The nurses came in. The machines grew louder and louder and the beeps coming faster and faster. His chest up and up, up and down.

He didn’t want to be resuscitated.

And then he died.



You may be wondering, what was the funniest April Fool’s joke my dad played on my mom. In keeping with my mom’s wishes, I won’t say.

I called her a few days ago and asked if she would write in detail that April 1st morning last year.

But she wrote me back and asked I not tell the story.

“Mama,” I said. “It’s the funniest joke ever. I want to post it on The Nervous Breakdown first thing April 1st morning so everyone can see how funny he was. 50,000 unique readers from around the world visit this site and read what us zany writers say each month.”

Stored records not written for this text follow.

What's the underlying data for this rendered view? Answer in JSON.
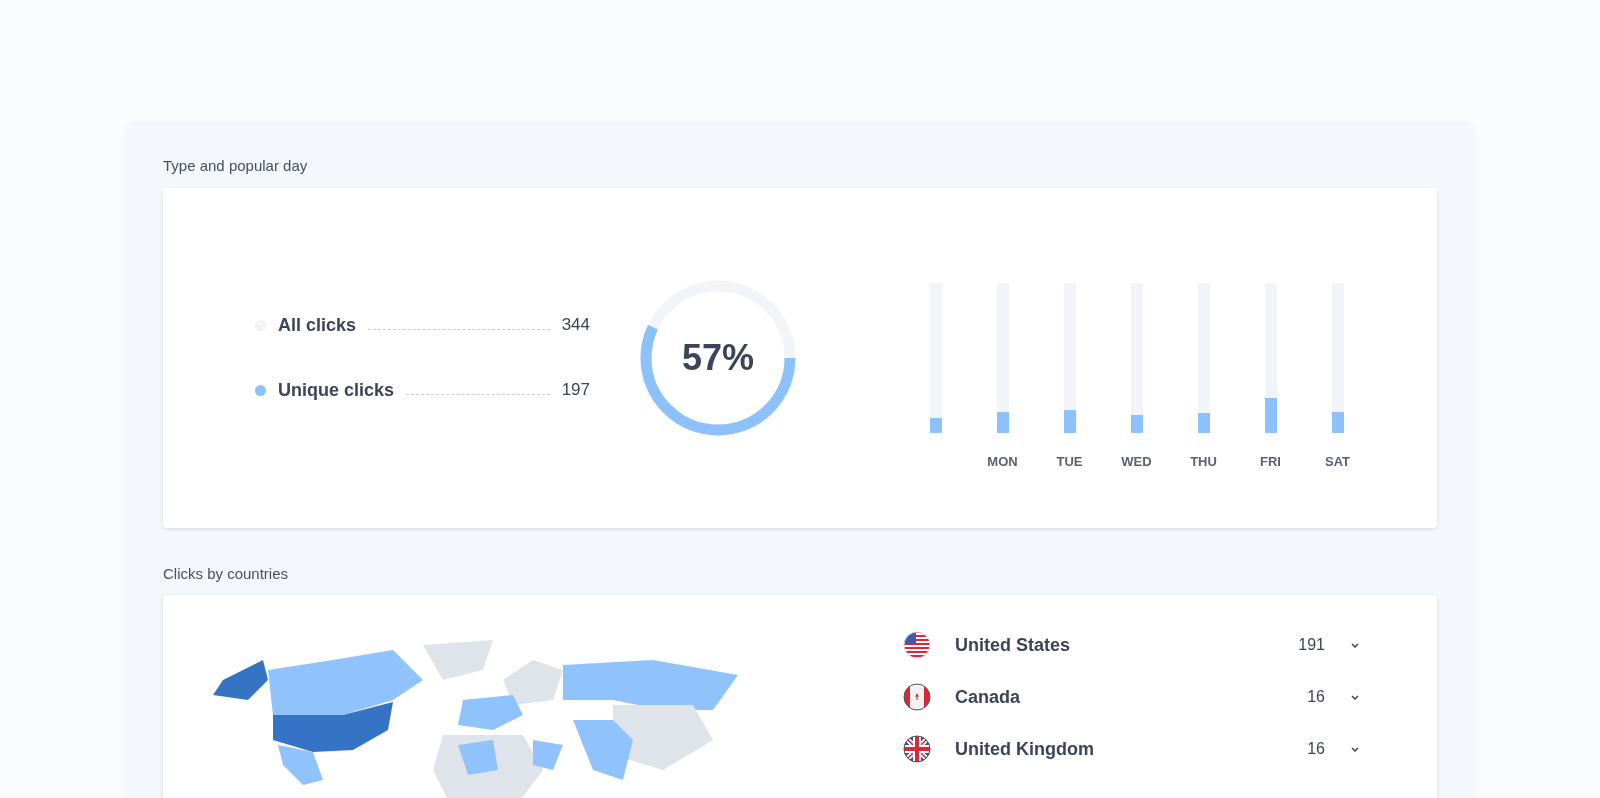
{
  "sections": [
    {
      "title": "Type and popular day"
    },
    {
      "title": "Clicks by countries"
    }
  ],
  "legend": [
    {
      "label": "All clicks",
      "value": "344",
      "color": "#f1f3f8"
    },
    {
      "label": "Unique clicks",
      "value": "197",
      "color": "#8dc1fb"
    }
  ],
  "donut": {
    "level": 0.57,
    "label": "57%"
  },
  "days": [
    {
      "level": 0.1
    },
    {
      "label": "MON",
      "level": 0.14
    },
    {
      "label": "TUE",
      "level": 0.15
    },
    {
      "label": "WED",
      "level": 0.12
    },
    {
      "label": "THU",
      "level": 0.13
    },
    {
      "label": "FRI",
      "level": 0.23
    },
    {
      "label": "SAT",
      "level": 0.14
    }
  ],
  "countries": [
    {
      "kind": "us",
      "name": "United States",
      "count": "191",
      "expanded": false
    },
    {
      "kind": "ca",
      "name": "Canada",
      "count": "16",
      "expanded": false
    },
    {
      "kind": "gb",
      "name": "United Kingdom",
      "count": "16",
      "expanded": false
    }
  ]
}
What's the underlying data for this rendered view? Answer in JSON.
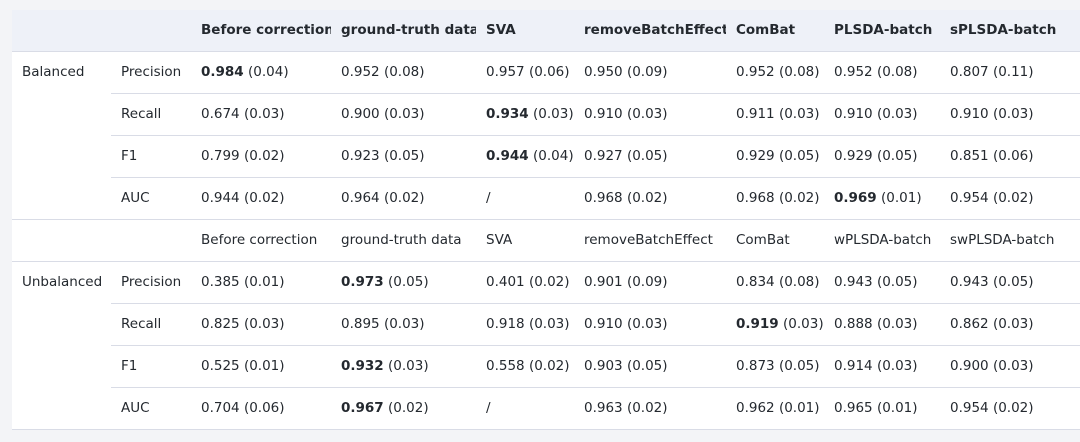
{
  "header": [
    "",
    "",
    "Before correction",
    "ground-truth data",
    "SVA",
    "removeBatchEffect",
    "ComBat",
    "PLSDA-batch",
    "sPLSDA-batch"
  ],
  "balanced": {
    "label": "Balanced",
    "rows": [
      {
        "metric": "Precision",
        "cells": [
          {
            "b": "0.984",
            "r": " (0.04)"
          },
          {
            "b": "",
            "r": "0.952 (0.08)"
          },
          {
            "b": "",
            "r": "0.957 (0.06)"
          },
          {
            "b": "",
            "r": "0.950 (0.09)"
          },
          {
            "b": "",
            "r": "0.952 (0.08)"
          },
          {
            "b": "",
            "r": "0.952 (0.08)"
          },
          {
            "b": "",
            "r": "0.807 (0.11)"
          }
        ]
      },
      {
        "metric": "Recall",
        "cells": [
          {
            "b": "",
            "r": "0.674 (0.03)"
          },
          {
            "b": "",
            "r": "0.900 (0.03)"
          },
          {
            "b": "0.934",
            "r": " (0.03)"
          },
          {
            "b": "",
            "r": "0.910 (0.03)"
          },
          {
            "b": "",
            "r": "0.911 (0.03)"
          },
          {
            "b": "",
            "r": "0.910 (0.03)"
          },
          {
            "b": "",
            "r": "0.910 (0.03)"
          }
        ]
      },
      {
        "metric": "F1",
        "cells": [
          {
            "b": "",
            "r": "0.799 (0.02)"
          },
          {
            "b": "",
            "r": "0.923 (0.05)"
          },
          {
            "b": "0.944",
            "r": " (0.04)"
          },
          {
            "b": "",
            "r": "0.927 (0.05)"
          },
          {
            "b": "",
            "r": "0.929 (0.05)"
          },
          {
            "b": "",
            "r": "0.929 (0.05)"
          },
          {
            "b": "",
            "r": "0.851 (0.06)"
          }
        ]
      },
      {
        "metric": "AUC",
        "cells": [
          {
            "b": "",
            "r": "0.944 (0.02)"
          },
          {
            "b": "",
            "r": "0.964 (0.02)"
          },
          {
            "b": "",
            "r": "/"
          },
          {
            "b": "",
            "r": "0.968 (0.02)"
          },
          {
            "b": "",
            "r": "0.968 (0.02)"
          },
          {
            "b": "0.969",
            "r": " (0.01)"
          },
          {
            "b": "",
            "r": "0.954 (0.02)"
          }
        ]
      }
    ]
  },
  "subheader": [
    "",
    "",
    "Before correction",
    "ground-truth data",
    "SVA",
    "removeBatchEffect",
    "ComBat",
    "wPLSDA-batch",
    "swPLSDA-batch"
  ],
  "unbalanced": {
    "label": "Unbalanced",
    "rows": [
      {
        "metric": "Precision",
        "cells": [
          {
            "b": "",
            "r": "0.385 (0.01)"
          },
          {
            "b": "0.973",
            "r": " (0.05)"
          },
          {
            "b": "",
            "r": "0.401 (0.02)"
          },
          {
            "b": "",
            "r": "0.901 (0.09)"
          },
          {
            "b": "",
            "r": "0.834 (0.08)"
          },
          {
            "b": "",
            "r": "0.943 (0.05)"
          },
          {
            "b": "",
            "r": "0.943 (0.05)"
          }
        ]
      },
      {
        "metric": "Recall",
        "cells": [
          {
            "b": "",
            "r": "0.825 (0.03)"
          },
          {
            "b": "",
            "r": "0.895 (0.03)"
          },
          {
            "b": "",
            "r": "0.918 (0.03)"
          },
          {
            "b": "",
            "r": "0.910 (0.03)"
          },
          {
            "b": "0.919",
            "r": " (0.03)"
          },
          {
            "b": "",
            "r": "0.888 (0.03)"
          },
          {
            "b": "",
            "r": "0.862 (0.03)"
          }
        ]
      },
      {
        "metric": "F1",
        "cells": [
          {
            "b": "",
            "r": "0.525 (0.01)"
          },
          {
            "b": "0.932",
            "r": " (0.03)"
          },
          {
            "b": "",
            "r": "0.558 (0.02)"
          },
          {
            "b": "",
            "r": "0.903 (0.05)"
          },
          {
            "b": "",
            "r": "0.873 (0.05)"
          },
          {
            "b": "",
            "r": "0.914 (0.03)"
          },
          {
            "b": "",
            "r": "0.900 (0.03)"
          }
        ]
      },
      {
        "metric": "AUC",
        "cells": [
          {
            "b": "",
            "r": "0.704 (0.06)"
          },
          {
            "b": "0.967",
            "r": " (0.02)"
          },
          {
            "b": "",
            "r": "/"
          },
          {
            "b": "",
            "r": "0.963 (0.02)"
          },
          {
            "b": "",
            "r": "0.962 (0.01)"
          },
          {
            "b": "",
            "r": "0.965 (0.01)"
          },
          {
            "b": "",
            "r": "0.954 (0.02)"
          }
        ]
      }
    ]
  }
}
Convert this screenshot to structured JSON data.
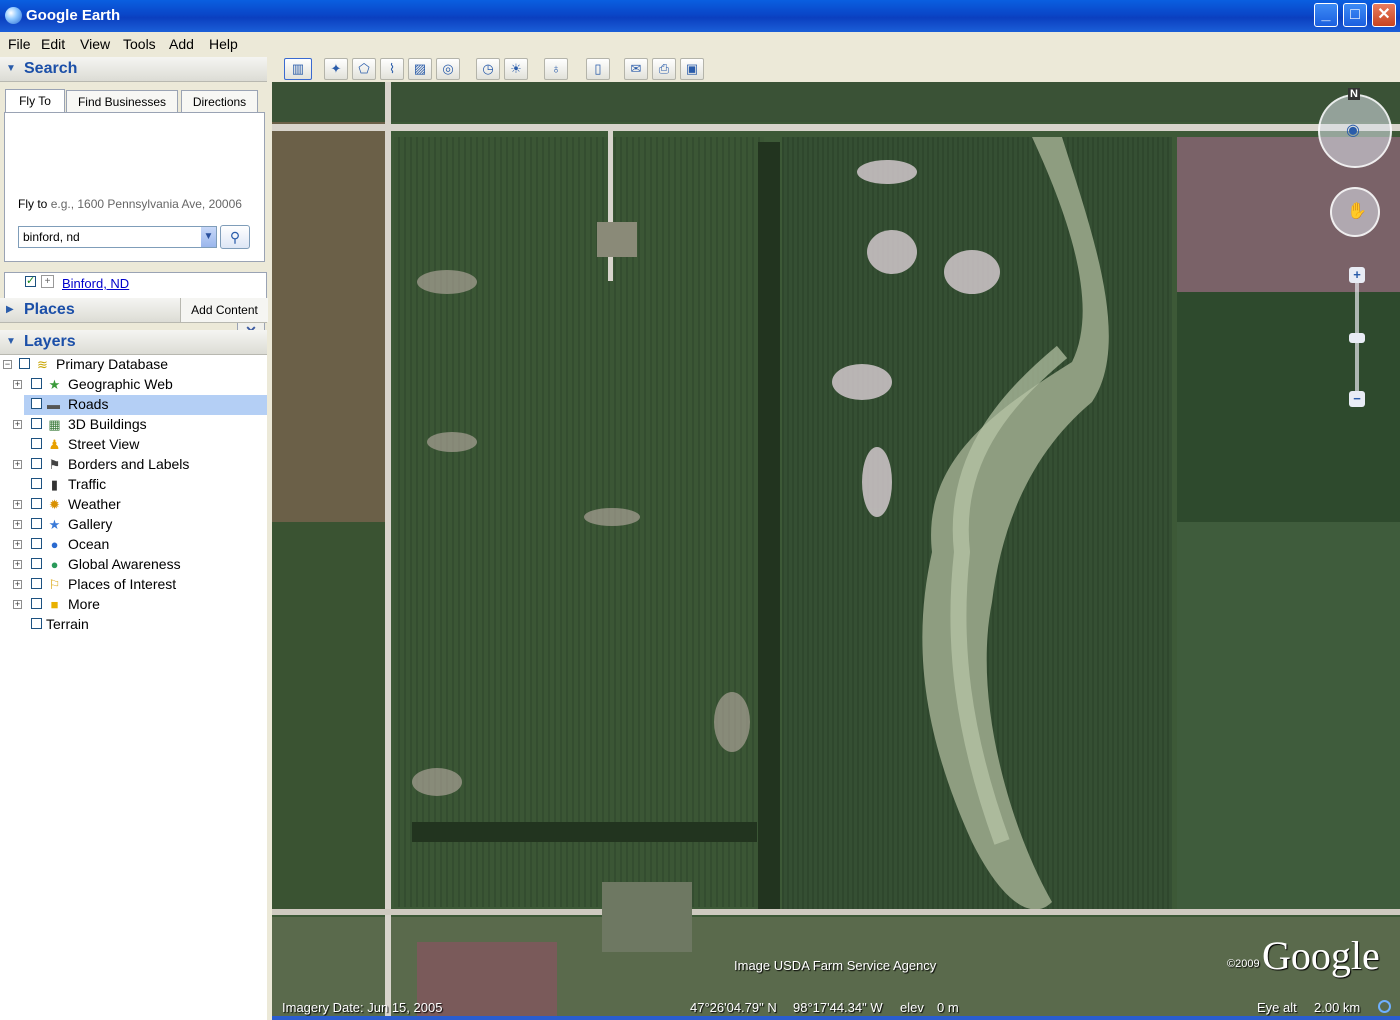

“It might embarrass your father,” she responded. And I understood that because I know what the joke was.

So if you’re wondering what it was, I can’t tell you. All I can say is I alluded to it once in a response to a post by Brad Listi not long ago. And I’ll leave it at that.

As I played numerous jokes on my co-workers today, I thought of this day last year and I laughed thinking of what my dad had done.

After posting a sign on the elevators leading to my company’s office building that said, “Out of Order – Please use stairs” and then posting another sign on the doors to the stairs that read, “Stairwell Closed – Please use elevator,” I hightailed it out of work and am writing this now. I hope I have a job tomorrow.

I could have been more descriptive, yes. But that wasn’t the point of this memoir entry. It was from the heart and it’s in memory of the funniest man I’ve ever met, my own dad.